Web search giant Google rolled out the "Google Super Tuesday Map," updating the voting figures in a table as they came in, alongside a map that flashed up public comments from across the United States and worldwide.
"Can you smell what the Barack is cooking?" wrote one contributor flagged on the Google map, after Senator Barack Obama was projected the Democrats' winner in his home state of Illinois.
"Just voted at Morningside, no lines, no problems, less then five minutes," wrote a blogger named Lance, in Georgia, in a posting on another site, the social networking forum Twitter.
"This whole process would drive an analytical thinker crazy trying to understand super-delegates, delegates and winner-takes-all-states," responded another, named "Wisesumo," of the complex party nominating procedures.
Popular music channel MTV, normally associated with colorful hip-hop videos and crunching rock tunes, on its website kept a close track on voting as it unfolded in two dozen states, with a feature titled "Choose or Lose."

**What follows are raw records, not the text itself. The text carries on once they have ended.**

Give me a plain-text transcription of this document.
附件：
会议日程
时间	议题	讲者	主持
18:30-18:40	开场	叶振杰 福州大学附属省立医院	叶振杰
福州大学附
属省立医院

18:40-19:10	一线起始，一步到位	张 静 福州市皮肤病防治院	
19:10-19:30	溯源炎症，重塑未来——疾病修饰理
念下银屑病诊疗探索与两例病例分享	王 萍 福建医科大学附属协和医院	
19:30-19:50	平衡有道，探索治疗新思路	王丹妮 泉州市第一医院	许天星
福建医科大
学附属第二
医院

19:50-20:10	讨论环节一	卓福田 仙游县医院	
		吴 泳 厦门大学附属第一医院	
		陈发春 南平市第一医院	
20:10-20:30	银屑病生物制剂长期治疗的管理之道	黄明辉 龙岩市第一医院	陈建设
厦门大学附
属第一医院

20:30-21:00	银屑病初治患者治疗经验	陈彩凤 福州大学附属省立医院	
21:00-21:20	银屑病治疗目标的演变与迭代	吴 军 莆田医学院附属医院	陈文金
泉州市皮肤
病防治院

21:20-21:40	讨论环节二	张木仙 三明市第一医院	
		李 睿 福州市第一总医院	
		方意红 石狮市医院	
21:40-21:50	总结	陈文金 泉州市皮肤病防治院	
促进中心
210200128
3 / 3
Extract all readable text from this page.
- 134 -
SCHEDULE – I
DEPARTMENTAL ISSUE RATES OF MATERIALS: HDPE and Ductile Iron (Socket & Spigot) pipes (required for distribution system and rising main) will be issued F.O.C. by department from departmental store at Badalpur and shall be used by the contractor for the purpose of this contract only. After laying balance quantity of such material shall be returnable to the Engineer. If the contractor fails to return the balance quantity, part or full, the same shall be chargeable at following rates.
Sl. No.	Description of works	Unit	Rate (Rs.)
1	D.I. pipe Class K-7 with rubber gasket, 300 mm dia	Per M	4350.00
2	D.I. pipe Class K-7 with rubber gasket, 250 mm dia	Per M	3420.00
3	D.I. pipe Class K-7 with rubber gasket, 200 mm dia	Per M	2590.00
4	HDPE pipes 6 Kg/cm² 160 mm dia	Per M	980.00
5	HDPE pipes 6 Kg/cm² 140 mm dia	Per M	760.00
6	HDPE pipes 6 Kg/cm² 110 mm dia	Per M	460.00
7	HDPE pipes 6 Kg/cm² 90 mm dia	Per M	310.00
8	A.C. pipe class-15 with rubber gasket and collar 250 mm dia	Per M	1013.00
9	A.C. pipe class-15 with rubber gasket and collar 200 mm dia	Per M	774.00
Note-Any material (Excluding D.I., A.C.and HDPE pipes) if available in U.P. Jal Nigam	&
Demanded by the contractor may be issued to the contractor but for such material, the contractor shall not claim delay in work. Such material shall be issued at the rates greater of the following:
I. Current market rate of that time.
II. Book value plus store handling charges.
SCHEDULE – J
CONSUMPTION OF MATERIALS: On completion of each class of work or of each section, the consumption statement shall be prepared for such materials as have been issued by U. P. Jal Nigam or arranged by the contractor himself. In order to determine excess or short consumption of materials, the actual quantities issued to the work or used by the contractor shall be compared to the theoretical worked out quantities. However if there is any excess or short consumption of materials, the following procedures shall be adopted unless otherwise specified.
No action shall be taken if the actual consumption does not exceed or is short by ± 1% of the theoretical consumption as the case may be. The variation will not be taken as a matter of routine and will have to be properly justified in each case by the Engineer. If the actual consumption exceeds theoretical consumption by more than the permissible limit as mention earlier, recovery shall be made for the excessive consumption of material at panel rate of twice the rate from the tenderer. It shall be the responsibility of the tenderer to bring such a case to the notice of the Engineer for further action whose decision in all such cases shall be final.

It posted blog entries filed by mobile phones from a "street team" of young "citizen journalists" in 23 states, with an interactive map of the states tagged with entries detailing the voting results as they arrived.
Traditional newspapers fought to keep up with multimedia "live blogging" features on their own websites, as the flood of citizens' online comments gave specialist political sites and blogs a run for their money.
The Washington Post and leading magazine Newsweek joined forces for a joint project, arming their reporters with webcams to film and broadcast the day's voting live, while journalists conversed live online with readers.
Time magazine, national daily USA Today and others also ran live news blogs on their websites, with leading newspapers abroad, such as France's Le Monde, following the trend with minute-by-minute updates.
Video sharing website YouTube hosted a page titled "YouChoose '08," grouping users' off-the-wall home-made videos commenting on the White House race and locating the contributors on an interactive map.
One clip, a thrashing heavy metal music video pinned to the map near New York, contained caustic lyrics slating rival candidates to trailing Republican hopeful Mike Huckabee. It was titled "Huck 'em All."
Another, pinned in West Virginia, featured a cartoon effigy of Democratic Senator Edward Kennedy, a high-profile endorser of Barack Obama, who is running neck-and-neck with former first lady Hillary Clinton.
"Some people may think I'm endorsing him because he's a fine-looking young black man," said the animated caricature, satirizing a raw issue in the Democrats' candidacy debate. "Actually, I'm just sick and tired of the Clintons."